It was only life in 1999 that scattered members of Giant Steps around the country. "Jobs, wives, kids, promotions," sax player Mike Silva ticks off the list of things that come up, even for local ska heroes who made as big a stride as the Steps. "We didn't want to go on with just bits and pieces of our former band." Members realized they had gone as far as they were going to go, he says. Still, Silva remembers his time with Giant Steps as one of the best in his life.
Mike "Otto" Barthel, singer and guitarist, never would have thought a Steps reunion show was going to happen all these years later. Almost half the band moved out of state.
Independent filmmaker Gavin Gillette called Silva this summer and asked if he could use some Giant Steps material in his flick, Donor Conspiracy, due out early next year. That gave Silva an excuse to dial up the other players. “That put us all back in touch with each other. I don't think we've all communicated for six or seven years as a full group," says Barthel. The idea of a reunion show emerged sometime near the film's release.
As the day of the Steps’ next stand approaches, Silva says he's as pumped as he was at the height of the group's popularity. "We're all pretty charged," Barthel agrees.
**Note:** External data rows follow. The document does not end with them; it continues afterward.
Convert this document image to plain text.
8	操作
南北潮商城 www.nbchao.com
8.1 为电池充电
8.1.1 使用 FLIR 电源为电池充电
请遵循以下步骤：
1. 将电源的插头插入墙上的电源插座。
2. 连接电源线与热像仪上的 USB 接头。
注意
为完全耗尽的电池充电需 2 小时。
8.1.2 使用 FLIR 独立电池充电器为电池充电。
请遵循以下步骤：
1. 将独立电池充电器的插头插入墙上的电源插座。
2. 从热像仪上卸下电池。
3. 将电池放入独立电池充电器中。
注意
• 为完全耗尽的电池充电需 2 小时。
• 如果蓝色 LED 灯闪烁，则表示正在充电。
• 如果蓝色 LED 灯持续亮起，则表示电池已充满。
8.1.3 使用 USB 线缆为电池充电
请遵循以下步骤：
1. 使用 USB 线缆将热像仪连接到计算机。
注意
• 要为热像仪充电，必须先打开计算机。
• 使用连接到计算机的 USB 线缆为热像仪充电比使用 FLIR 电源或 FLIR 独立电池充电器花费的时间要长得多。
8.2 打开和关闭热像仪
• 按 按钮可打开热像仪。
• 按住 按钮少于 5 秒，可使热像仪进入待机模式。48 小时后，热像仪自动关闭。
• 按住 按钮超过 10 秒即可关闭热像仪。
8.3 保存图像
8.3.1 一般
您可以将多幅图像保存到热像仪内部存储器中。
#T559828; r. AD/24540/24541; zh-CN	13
During its heyday, the usually seven-man outfit hit the same stages as acts like No Doubt, Barenaked Ladies and The Mighty Mighty Bosstones. Most big ska fans in Burque probably had a copy of 1998's Feel the Thunder, the last release from Giant Steps.
Old bandmates are flying in from Los Angeles, Kansas and Seattle to be a part of the show. There isn't talk yet of the Steps reuniting for other performances. "We'll see how this one goes," Barthel says.
Members have all stayed musically active during the hiatus, whether as part of other projects or jamming alone in their living rooms, Silva says. Three days before the performance, the core lineup will hole up and get ready with intensive rehearsals.
"It's never enough," says Barthel. "I'm a little nervous because, physically, playing ska can be kind of challenging if you don't do it all the time, just with tempo and that kind of thing." But Silva says he's stoked to be playing for all their old fans, many of whom came from Highland High School, where sax player Paul Blakey is still the band director. Silva's also amped to play alongside New Mexico's more recent crop of ska bands. "They were kind of getting their start while we were on our way out," he says.
Though Barthel sounds like he's got the pre-show jitters, some part of him will likely remember what being part of a Giant Steps show is all about. "I think all of our instincts will kick in. We'll be bouncing off the walls.”